A long-lasting and much beloved American television tradition has all but disappeared from the landscape of TV in the 21st century. Considering that there are at least half a dozen shows airing nationally about the business of pawning crap, this absence is all the more shocking. Once upon a time, there was natural connection between the acts performed beneath the big top and TV. Live or taped circus performances were beamed to millions of homes and entertained by tens of millions of visitors. When you take into account that most circuses of the time were barely distinguishable from one another, the stunning popularity and recurrence of these programs is all the more amazing.
One of the first meetings of the minds between circus entertainment and TV viewing was the appropriately titled “Big Top.” The show included standard circus fare and managed to find an audience for only about six months.

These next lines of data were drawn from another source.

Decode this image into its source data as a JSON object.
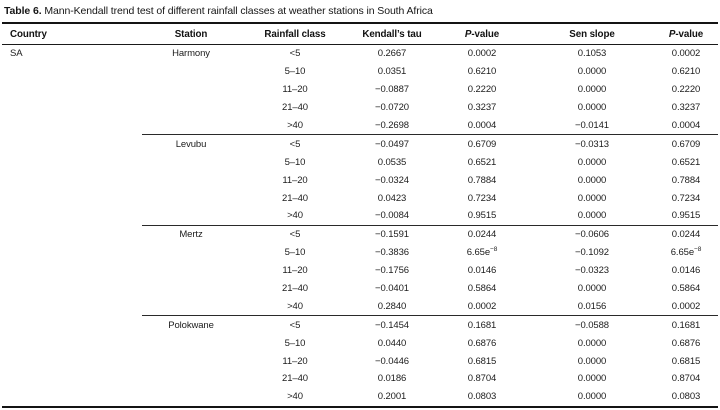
{
  "caption": {
    "label": "Table 6.",
    "text": " Mann-Kendall trend test of different rainfall classes at weather stations in South Africa"
  },
  "columns": [
    {
      "label": "Country",
      "align": "left"
    },
    {
      "label": "Station"
    },
    {
      "label": "Rainfall class"
    },
    {
      "label": "Kendall’s tau"
    },
    {
      "label": "P-value",
      "italic_first": true
    },
    {
      "label": "Sen slope"
    },
    {
      "label": "P-value",
      "italic_first": true
    }
  ],
  "country": "SA",
  "chart_data": {
    "type": "table",
    "title": "Table 6. Mann-Kendall trend test of different rainfall classes at weather stations in South Africa",
    "groups": [
      {
        "station": "Harmony",
        "rows": [
          {
            "rainfall_class": "<5",
            "tau": "0.2667",
            "p": "0.0002",
            "sen": "0.1053",
            "p2": "0.0002"
          },
          {
            "rainfall_class": "5–10",
            "tau": "0.0351",
            "p": "0.6210",
            "sen": "0.0000",
            "p2": "0.6210"
          },
          {
            "rainfall_class": "11–20",
            "tau": "−0.0887",
            "p": "0.2220",
            "sen": "0.0000",
            "p2": "0.2220"
          },
          {
            "rainfall_class": "21–40",
            "tau": "−0.0720",
            "p": "0.3237",
            "sen": "0.0000",
            "p2": "0.3237"
          },
          {
            "rainfall_class": ">40",
            "tau": "−0.2698",
            "p": "0.0004",
            "sen": "−0.0141",
            "p2": "0.0004"
          }
        ]
      },
      {
        "station": "Levubu",
        "rows": [
          {
            "rainfall_class": "<5",
            "tau": "−0.0497",
            "p": "0.6709",
            "sen": "−0.0313",
            "p2": "0.6709"
          },
          {
            "rainfall_class": "5–10",
            "tau": "0.0535",
            "p": "0.6521",
            "sen": "0.0000",
            "p2": "0.6521"
          },
          {
            "rainfall_class": "11–20",
            "tau": "−0.0324",
            "p": "0.7884",
            "sen": "0.0000",
            "p2": "0.7884"
          },
          {
            "rainfall_class": "21–40",
            "tau": "0.0423",
            "p": "0.7234",
            "sen": "0.0000",
            "p2": "0.7234"
          },
          {
            "rainfall_class": ">40",
            "tau": "−0.0084",
            "p": "0.9515",
            "sen": "0.0000",
            "p2": "0.9515"
          }
        ]
      },
      {
        "station": "Mertz",
        "rows": [
          {
            "rainfall_class": "<5",
            "tau": "−0.1591",
            "p": "0.0244",
            "sen": "−0.0606",
            "p2": "0.0244"
          },
          {
            "rainfall_class": "5–10",
            "tau": "−0.3836",
            "p": {
              "base": "6.65e",
              "sup": "−8"
            },
            "sen": "−0.1092",
            "p2": {
              "base": "6.65e",
              "sup": "−8"
            }
          },
          {
            "rainfall_class": "11–20",
            "tau": "−0.1756",
            "p": "0.0146",
            "sen": "−0.0323",
            "p2": "0.0146"
          },
          {
            "rainfall_class": "21–40",
            "tau": "−0.0401",
            "p": "0.5864",
            "sen": "0.0000",
            "p2": "0.5864"
          },
          {
            "rainfall_class": ">40",
            "tau": "0.2840",
            "p": "0.0002",
            "sen": "0.0156",
            "p2": "0.0002"
          }
        ]
      },
      {
        "station": "Polokwane",
        "rows": [
          {
            "rainfall_class": "<5",
            "tau": "−0.1454",
            "p": "0.1681",
            "sen": "−0.0588",
            "p2": "0.1681"
          },
          {
            "rainfall_class": "5–10",
            "tau": "0.0440",
            "p": "0.6876",
            "sen": "0.0000",
            "p2": "0.6876"
          },
          {
            "rainfall_class": "11–20",
            "tau": "−0.0446",
            "p": "0.6815",
            "sen": "0.0000",
            "p2": "0.6815"
          },
          {
            "rainfall_class": "21–40",
            "tau": "0.0186",
            "p": "0.8704",
            "sen": "0.0000",
            "p2": "0.8704"
          },
          {
            "rainfall_class": ">40",
            "tau": "0.2001",
            "p": "0.0803",
            "sen": "0.0000",
            "p2": "0.0803"
          }
        ]
      }
    ]
  },
  "colors": {
    "text": "#1c1c1c",
    "rule": "#141414",
    "background": "#ffffff"
  }
}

The biggest claim to fame of “Big Top” aside from being one of the prototypes of the circus variety show is that one of the faces hidden behind the clown makeup belong to none other than Ed McMahon himself.

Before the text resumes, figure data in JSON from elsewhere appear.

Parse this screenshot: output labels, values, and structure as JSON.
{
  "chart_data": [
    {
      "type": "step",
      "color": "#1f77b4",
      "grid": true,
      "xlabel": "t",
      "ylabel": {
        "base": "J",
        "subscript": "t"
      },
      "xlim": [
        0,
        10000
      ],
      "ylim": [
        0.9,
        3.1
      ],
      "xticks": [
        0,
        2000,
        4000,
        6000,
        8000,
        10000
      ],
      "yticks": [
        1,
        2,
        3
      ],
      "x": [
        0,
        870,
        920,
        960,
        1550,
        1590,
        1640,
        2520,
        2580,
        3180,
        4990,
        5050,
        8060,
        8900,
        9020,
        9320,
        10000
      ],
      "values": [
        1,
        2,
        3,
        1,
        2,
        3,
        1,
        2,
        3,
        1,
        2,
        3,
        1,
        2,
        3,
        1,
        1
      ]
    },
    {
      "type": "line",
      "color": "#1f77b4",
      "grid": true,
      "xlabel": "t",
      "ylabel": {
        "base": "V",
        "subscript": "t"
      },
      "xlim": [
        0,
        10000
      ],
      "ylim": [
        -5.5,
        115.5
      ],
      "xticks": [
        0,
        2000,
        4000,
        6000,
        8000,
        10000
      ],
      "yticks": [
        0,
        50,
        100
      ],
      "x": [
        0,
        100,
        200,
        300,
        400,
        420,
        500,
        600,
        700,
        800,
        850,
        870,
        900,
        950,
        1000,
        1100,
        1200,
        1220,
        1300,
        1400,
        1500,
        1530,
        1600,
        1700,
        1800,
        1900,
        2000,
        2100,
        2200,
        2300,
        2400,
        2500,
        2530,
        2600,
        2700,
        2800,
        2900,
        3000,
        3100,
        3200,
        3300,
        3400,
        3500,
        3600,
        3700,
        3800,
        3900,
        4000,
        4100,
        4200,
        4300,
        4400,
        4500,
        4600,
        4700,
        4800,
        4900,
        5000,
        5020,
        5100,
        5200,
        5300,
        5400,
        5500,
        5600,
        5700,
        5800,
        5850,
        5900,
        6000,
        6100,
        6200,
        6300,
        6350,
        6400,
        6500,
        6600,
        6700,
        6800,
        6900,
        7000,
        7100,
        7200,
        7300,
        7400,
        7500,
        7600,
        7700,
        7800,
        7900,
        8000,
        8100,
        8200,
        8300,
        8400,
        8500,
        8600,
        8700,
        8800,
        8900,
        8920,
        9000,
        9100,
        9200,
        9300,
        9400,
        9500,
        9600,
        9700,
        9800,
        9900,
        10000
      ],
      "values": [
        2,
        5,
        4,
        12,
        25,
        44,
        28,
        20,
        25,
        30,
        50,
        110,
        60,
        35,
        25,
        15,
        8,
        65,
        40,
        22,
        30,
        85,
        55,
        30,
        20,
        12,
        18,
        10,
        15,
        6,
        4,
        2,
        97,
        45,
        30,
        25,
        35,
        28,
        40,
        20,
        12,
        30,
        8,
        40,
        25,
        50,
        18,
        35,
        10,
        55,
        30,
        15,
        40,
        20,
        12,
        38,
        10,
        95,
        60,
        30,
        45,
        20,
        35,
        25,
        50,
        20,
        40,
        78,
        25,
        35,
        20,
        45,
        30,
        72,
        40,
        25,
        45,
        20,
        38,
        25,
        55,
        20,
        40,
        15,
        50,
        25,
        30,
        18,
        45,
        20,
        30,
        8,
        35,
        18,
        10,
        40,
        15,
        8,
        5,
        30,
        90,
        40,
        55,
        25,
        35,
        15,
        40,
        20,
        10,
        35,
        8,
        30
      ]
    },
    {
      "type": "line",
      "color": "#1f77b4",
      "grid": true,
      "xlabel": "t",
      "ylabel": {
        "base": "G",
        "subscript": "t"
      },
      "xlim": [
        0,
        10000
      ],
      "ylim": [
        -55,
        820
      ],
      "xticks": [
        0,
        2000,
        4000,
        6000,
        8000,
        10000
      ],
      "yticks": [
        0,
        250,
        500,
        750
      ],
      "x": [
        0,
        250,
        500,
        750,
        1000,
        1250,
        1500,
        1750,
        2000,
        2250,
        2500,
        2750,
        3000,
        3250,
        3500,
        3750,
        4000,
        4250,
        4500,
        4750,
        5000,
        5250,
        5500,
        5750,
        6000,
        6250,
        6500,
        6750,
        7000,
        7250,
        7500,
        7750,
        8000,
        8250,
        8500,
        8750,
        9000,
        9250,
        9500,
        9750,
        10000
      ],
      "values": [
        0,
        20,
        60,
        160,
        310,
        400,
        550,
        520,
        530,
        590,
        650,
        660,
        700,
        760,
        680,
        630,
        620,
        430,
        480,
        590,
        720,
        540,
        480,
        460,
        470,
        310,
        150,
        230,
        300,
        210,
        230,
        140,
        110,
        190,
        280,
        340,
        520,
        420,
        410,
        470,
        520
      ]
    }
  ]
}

The 1956 TV season featured the variety show called “Circus Time” which was hosted by ventriloquist Paul Winchell and co-hosted by Winchell’s most famous dummies. Jerry Mahoney and Knucklehead Smith were apparently not a big enough draw to get people to tune in to watch circus acts so the dummies and the circus acts were supplemented with musical numbers. Even so, “Circus Time” lasted under TV’s big top merely a year.
What set “Hippodrome” apart from the other variety shows that focused on circus entertainment was that it was filmed across the pond. Despite the fact that “Hippodrome” brought a continental flavor to circus shows, the actual acts really did not seem to be all that unique. “Hippodrome” featured the same clowns, trapeze artists and animals as other circus shows, but not much else that was new. Except in the arena of television’s ringmaster which included such unusual choices as Woody Allen and the voice of the Cat in the Hat himself, Allan Sherman.
Circus of the Stars
By the time of disco, the circus was already becoming pretty much passe. One way that network executives tried to dress up this traditional entertainment in a brand new package was to introduce celebrities into the act. You think “Dancing with the Stars” requires commitment? How about watching your favorite TV celebrities getting elephants to do tricks or walking across a high wire or flying on the trapeze. Now that’s entertainment!
Great Circuses of the World
By the approach of the 1990s, with Cirque de Soleil still not quite a sensation, it looked as though the only way to get audiences to watch a circus performance on TV was to go outside the country. “Great Circuses of the World” provided a glimpse into the world of international circus acts from Mexico to Japan. Audiences seemed distinctly unimpressed.